Thursday, June 09, 2005

Putting the Waste Back in Wasteland

American journalism is highly offensive to people with an engineering mentality because it represents an enormous waste of resources. When I see a CNN anchor sitting in front of a room full of expensive electronic equipment manned by highly trained technical folks, I can’t but wonder if Turner et. al. would have ever made such a massive investment if they had known how little of the information gathering capacity they created would ever be used. What we see on the screen depends far more on fear of offending the government or the sponsors and the imperative of sticking to the storyline of the week than on any input from the real world. In the absence of an institution willing to inform its audience, building up the machinery of newsgathering is as pointless as fighting a famine by manufacturing more spoons. The newsmen already know what they need to know. What they lack is the nerve to tell it to us.

Deciding what to show and what not to show is an absolutely basic function of any kind of journalism, but the problem with our system is not that it is selective but that the bases of its selection are uniformly perverse. A certain kind of faux liberal pundit likes to claim that many stories are too complicated or too old hat for the fickle and mindless listeners, but much of the information coursing through the wires behind Aaron Brown is both interesting and timely. If he doesn’t report promptly on stories like the Downing Street memo it’s not because of their irrelevance but precisely because they are all too relevant. Real news would be highly exciting, perhaps even inciting; but it would also get the networks in trouble with the government and its corporate allies.

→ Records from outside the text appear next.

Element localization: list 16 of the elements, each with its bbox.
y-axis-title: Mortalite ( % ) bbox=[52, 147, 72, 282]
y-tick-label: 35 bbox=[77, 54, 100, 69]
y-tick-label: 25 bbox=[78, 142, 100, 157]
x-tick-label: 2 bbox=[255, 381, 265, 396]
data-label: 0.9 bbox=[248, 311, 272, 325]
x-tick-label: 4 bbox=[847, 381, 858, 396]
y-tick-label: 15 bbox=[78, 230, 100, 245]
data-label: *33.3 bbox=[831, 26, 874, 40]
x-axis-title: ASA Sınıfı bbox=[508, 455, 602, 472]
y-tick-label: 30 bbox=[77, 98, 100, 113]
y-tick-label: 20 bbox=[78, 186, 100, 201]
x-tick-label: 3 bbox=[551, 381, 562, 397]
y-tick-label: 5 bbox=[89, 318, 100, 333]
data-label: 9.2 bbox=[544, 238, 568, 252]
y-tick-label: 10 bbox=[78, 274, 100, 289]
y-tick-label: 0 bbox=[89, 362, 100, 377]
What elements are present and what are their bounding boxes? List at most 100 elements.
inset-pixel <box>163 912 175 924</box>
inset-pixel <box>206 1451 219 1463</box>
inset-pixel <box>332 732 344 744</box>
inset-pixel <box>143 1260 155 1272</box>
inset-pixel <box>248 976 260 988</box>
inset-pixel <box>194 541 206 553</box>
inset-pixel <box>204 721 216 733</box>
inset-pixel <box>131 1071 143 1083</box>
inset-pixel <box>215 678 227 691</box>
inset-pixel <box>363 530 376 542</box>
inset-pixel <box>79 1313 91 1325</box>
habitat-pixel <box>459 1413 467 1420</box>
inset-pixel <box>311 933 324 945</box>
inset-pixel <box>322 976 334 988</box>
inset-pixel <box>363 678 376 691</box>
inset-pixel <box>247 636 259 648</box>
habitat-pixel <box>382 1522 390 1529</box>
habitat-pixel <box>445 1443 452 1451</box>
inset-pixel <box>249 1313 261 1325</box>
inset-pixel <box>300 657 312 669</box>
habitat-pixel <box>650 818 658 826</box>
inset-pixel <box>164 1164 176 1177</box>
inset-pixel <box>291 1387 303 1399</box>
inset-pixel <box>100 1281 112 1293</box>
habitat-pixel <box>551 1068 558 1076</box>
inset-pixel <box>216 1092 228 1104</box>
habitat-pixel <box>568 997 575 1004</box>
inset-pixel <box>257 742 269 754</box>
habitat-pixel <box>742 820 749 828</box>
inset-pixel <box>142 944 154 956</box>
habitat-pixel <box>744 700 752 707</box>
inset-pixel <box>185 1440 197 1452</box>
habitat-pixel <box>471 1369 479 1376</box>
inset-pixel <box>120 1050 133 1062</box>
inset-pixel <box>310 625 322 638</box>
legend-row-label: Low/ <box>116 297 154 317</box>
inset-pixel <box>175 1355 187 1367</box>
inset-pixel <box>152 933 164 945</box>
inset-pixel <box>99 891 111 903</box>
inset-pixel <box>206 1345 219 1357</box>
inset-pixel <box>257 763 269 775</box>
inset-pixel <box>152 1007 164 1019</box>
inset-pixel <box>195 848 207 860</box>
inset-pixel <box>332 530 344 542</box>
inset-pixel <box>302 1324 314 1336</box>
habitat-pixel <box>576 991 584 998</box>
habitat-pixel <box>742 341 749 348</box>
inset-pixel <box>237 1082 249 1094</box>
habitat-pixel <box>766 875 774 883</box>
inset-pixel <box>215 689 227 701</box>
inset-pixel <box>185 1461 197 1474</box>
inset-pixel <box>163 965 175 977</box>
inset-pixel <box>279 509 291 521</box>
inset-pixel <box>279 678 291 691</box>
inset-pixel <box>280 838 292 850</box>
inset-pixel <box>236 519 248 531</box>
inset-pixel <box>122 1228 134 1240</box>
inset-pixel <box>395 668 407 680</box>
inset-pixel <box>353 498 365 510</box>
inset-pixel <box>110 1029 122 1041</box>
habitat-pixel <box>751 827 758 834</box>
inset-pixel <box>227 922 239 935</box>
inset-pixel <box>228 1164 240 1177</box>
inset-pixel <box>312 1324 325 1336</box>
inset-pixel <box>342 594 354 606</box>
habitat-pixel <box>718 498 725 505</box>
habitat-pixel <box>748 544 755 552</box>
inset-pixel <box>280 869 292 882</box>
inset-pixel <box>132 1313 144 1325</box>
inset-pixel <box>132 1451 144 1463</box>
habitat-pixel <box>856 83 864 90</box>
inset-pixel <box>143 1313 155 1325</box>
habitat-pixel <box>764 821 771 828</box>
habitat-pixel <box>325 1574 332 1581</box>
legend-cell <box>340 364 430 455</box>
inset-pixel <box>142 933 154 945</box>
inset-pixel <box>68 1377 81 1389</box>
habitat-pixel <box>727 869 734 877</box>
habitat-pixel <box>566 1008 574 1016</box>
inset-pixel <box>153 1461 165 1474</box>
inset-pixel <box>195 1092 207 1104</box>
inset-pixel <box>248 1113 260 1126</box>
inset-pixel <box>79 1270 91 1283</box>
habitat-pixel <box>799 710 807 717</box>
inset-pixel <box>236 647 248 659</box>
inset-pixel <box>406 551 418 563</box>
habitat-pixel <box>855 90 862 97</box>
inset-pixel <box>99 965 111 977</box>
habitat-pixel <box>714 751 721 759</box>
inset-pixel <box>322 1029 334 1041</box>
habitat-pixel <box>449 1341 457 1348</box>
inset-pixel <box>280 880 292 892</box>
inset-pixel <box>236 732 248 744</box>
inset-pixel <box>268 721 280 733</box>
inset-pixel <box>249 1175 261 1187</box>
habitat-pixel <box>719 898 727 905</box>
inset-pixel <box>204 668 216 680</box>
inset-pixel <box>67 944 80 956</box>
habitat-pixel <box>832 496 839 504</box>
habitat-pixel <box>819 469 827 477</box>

You often hear that television news reflects the taste and intellectual capacities of the public. Aside from the obvious fact that the tabloid obsessions of the day don’t preexist the nonstop coverage of the nonevents, the displacement of serious news by gossip wasn’t motivated by ordinary commercial considerations. The kind of folks who are eager to listen to blond harpies picking at Michael Jackson’s scabs are a very much less desirable demographic than the well-educated, mostly prosperous people who want to know what’s actually going on in the world. Unfortunately, to reach that audience would require a huge gamble that would put at risk a great many careers and a lot of capital. Which is why it’s probably not going to happen. And since we’re not going to have a free press again for a long time, most of the electronics on the set of the news shows will be as useless as the machine that went ping in the old Monty Python skit.